Image credit: Arne Hückelheim (CC BY-SA 3.0)
Many bacteria use small genetic devices called riboswitches to sense molecules that are essential for life and regulate the genes necessary to make, break or move these molecules. Riboswitches are made of molecules of RNA and appear to have ancient origins that predate the evolution of bacteria and other lifeforms made of cells. Inside modern bacteria, chunks of DNA in the genome provide the instructions to make riboswitches and around 40 different types of riboswitch have been identified so far. However, it has been proposed that the instructions for thousands more riboswitches may remain hidden in the DNA of bacteria.
All of the currently known riboswitches contain a region called an aptamer that binds to a target molecule. This binding causes another structure in the riboswitch RNA to switch a specific gene on or off. For example, the aptamer binding might cause a hairpin-like structure called a terminator to form, which stops a gene being used to make new RNA molecules.
In 2019 a team of researchers reported using a computational approach to identify new riboswitches in bacteria. This approach identified many different chunks of DNA that might code for a riboswitch, including one known as the thiS motif. This potential new riboswitch appeared to be associated with a gene that encodes a protein required to make a vitamin called thiamin (also known as vitamin B1).

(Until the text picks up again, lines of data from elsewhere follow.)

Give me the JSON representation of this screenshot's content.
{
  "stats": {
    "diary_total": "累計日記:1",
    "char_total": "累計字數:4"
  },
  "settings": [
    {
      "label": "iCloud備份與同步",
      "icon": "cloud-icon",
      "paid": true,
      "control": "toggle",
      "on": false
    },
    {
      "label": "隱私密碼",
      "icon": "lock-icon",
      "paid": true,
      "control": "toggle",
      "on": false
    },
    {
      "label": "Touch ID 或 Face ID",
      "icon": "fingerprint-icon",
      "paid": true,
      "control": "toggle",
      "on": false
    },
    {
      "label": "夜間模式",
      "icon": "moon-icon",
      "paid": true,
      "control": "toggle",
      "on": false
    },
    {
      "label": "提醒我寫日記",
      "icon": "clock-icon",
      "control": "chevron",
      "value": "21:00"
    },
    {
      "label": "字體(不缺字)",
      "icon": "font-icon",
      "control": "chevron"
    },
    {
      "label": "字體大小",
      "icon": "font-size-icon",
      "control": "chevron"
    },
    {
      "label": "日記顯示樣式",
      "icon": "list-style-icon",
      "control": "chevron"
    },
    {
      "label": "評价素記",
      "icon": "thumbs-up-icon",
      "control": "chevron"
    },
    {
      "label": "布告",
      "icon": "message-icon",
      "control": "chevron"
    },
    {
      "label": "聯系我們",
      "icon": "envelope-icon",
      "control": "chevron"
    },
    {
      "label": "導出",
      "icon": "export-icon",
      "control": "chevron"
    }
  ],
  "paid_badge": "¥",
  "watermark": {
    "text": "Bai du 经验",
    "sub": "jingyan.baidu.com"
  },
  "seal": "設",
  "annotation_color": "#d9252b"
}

To test the new computational approach, Atilho et al. including several of the researchers involved in the earlier work used genetic and biochemical techniques to study the thiS motif. The experiments revealed that the motif binds to a molecule called HMP-PP, which bacteria use to make thiamin. Unexpectedly, the aptamer of the riboswitch was nested within a terminator, rather than being a separate entity.
The findings of Atilho et al. reveal that riboswitches can be even more compact than previously thought. Furthermore, these findings reveal new insights into how bacteria use riboswitches to manage their vitamin levels. In the future it may be possible to develop drugs that target such riboswitches to starve bacteria of these essential molecules.